16-year-olds across England and Wales have, over the last couple of weeks, been breathing a collective sigh of relief. GCSE exams are finally over, and for most, the five years of secondary education have drawn to a close, whether that be an emotional moment, or the catalyst for a feeling of pure and utter elated freedom. Regardless, school is over, and freedom beckons me onwards.
Saying goodbye was tough. This year has been difficult, for many reasons, and the fast-approaching day of closure, when I could finally walk out of that gate and know that I had no need to turn back, was something of an incentive for me throughout my exams. When it finally came, however, I didn’t quite know how to feel: a mixture of overwhelming sadness, hope and anticipation, filtered through a thick layer of nostalgic experience greeted me. I hadn’t expected this, and I didn’t know how to cope with it, so I smiled and kept it together.
It was, by all means, the cutest of send-offs — or, at least, as cute as an educational establishment can be. Some of my teachers, past and present, came to say goodbye in person; I received some leaving presents, which were absolutely lovely; a group of staff members accompanied me to the local park’s cafe, where we had tea and cake, and laughed uncontrollably about stand-out moments from the last five years.
I can’t redo that. Maybe it’s too soon to reflect, or perhaps I’m melodramatic — quite possibly both. But, looking back now, those five years were amazing. Sure, school hasn’t always been my happiest place, and there have been numerous occasions where, quite frankly, I could’ve thrown the towel in, but that doesn’t matter now — it was amazing. I’ve gained so much, in experience, memories, friendships and laughter, through the good and the bad, it’s all come together, and we’ve pulled through. I’ve pulled through.
I’m proud of that.
You might be asking what I’ve done so far, with my new-found freedom. The UK is currently experiencing a bit of a heatwave — something which I’m not a fan of in the slightest —, and yesterday brought our first rain shower for 30 days. Quite justifiably, in my opinion, the highlight of my summer thus far has to be Wednesday evening, when you could have found me standing in the garden, arms outstretched in front of me, palms up, making an almost-inappropriate sounding moan, allowing the rain to wet my head like some kind of moron. It was wonderful.

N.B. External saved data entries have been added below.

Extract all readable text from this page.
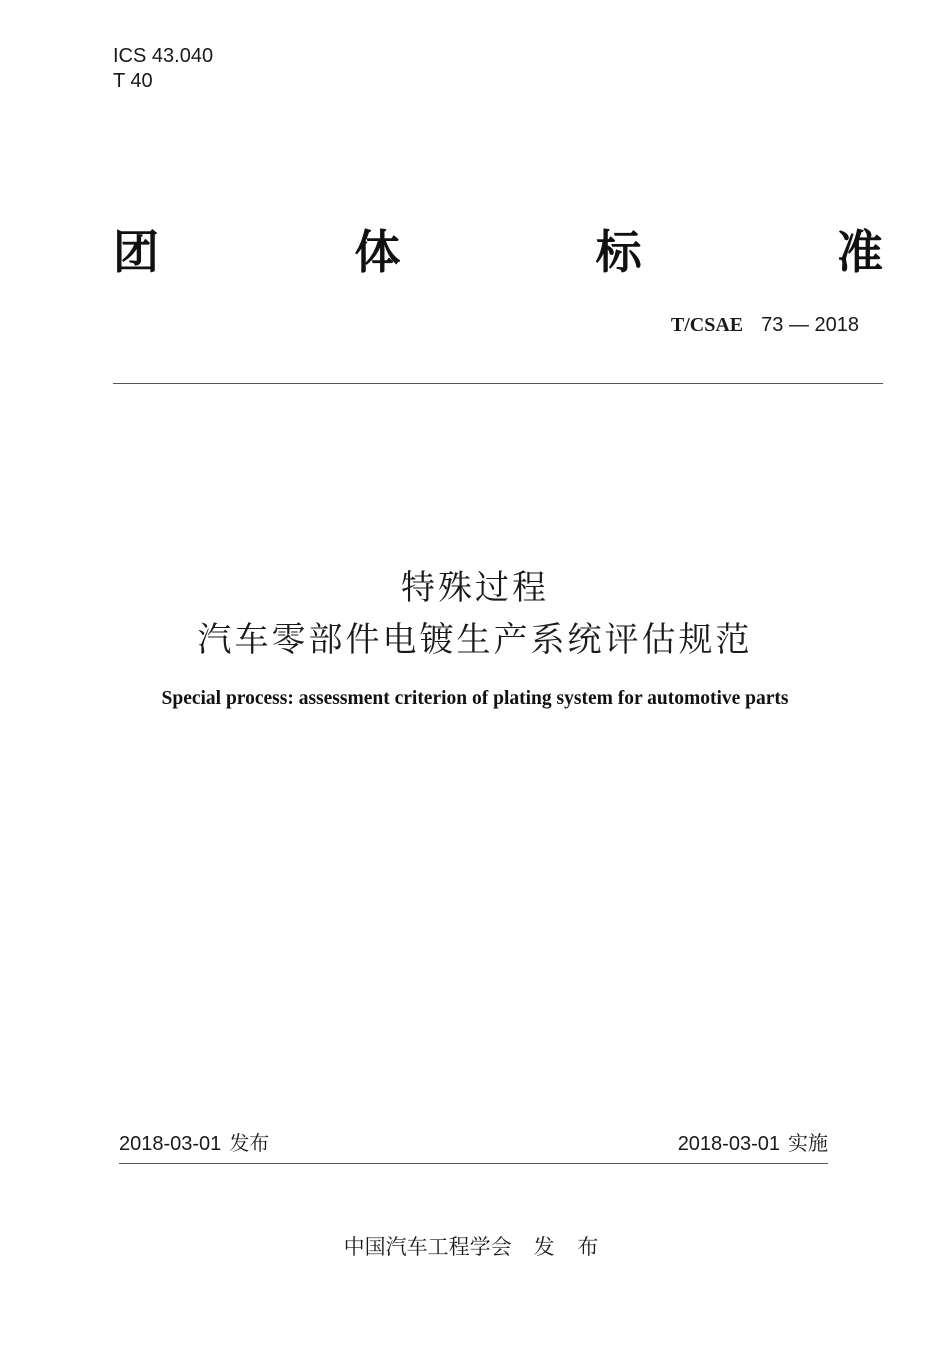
ICS 43.040
T 40
团	体	标	准
T/CSAE 73 — 2018
特殊过程
汽车零部件电镀生产系统评估规范
Special process: assessment criterion of plating system for automotive parts
2018-03-01 发布	2018-03-01 实施
中国汽车工程学会 发 布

Besides this moment of connection with nature — just go with it —, I have: finally finished Simon vs. The Homosapions’ Agenda (which I highly recommend you read, despite being late to this party); stared into the Abis that is my suitcase, wondering what to take to college in September (i.e what I need in order to live); screamed the lyrics to Carley Rae Jepsen’s I Really Like You, whilst simultaneously washing up some plates; spent a shameful amount of time on Amazon, shopping for nothing in particular, and buying everything. I mean, everything.
To finish this post off, I thought I’d just list off the things I want to complete this summer — my first long summer —, in the hopes that writing it down will hold me to it.
– focus on friendships. GCSEs have caused me to put a lot of friendships — old and new — on hold, whilst I’ve desperately revised and panicked over a set of test papers. I need to turn my attention to those friendships now — I realise that, and I’m looking forward to doing so.
– Discover some new music. I feel like I need some new music to listen to; I’m currently riding that nostalgia wave, with music from the 00s, but I could do with some new singer/songwriter-type stuff to keep me going. Suggestions welcome…
– Read. I know it’s generic, but over the exam season, and the weeks and months before it, my reading list has grown exponentially, and I can’t wait to actually get my teeth into some of these amazing books that I’ve metaphorically stacked up. I’m going to use iBooks/Kindle, as well as Audible, as I’m really getting into audio books as of late.
– Be more spontaneous. Now that I have the freedom of the holidays, I want to experience that all-too-rare feeling of just making a plan, throwing some clothes on, and 10 minutes later being on a bus, doing something unplanned and exciting and fun. I love that feeling.
– Come out as bi to my parents. Need I explain this?
What are your plans for the summer months? Is it even summer where you are? I’d love to hear from you — you never know, we might find inspiration in each other’s ideas!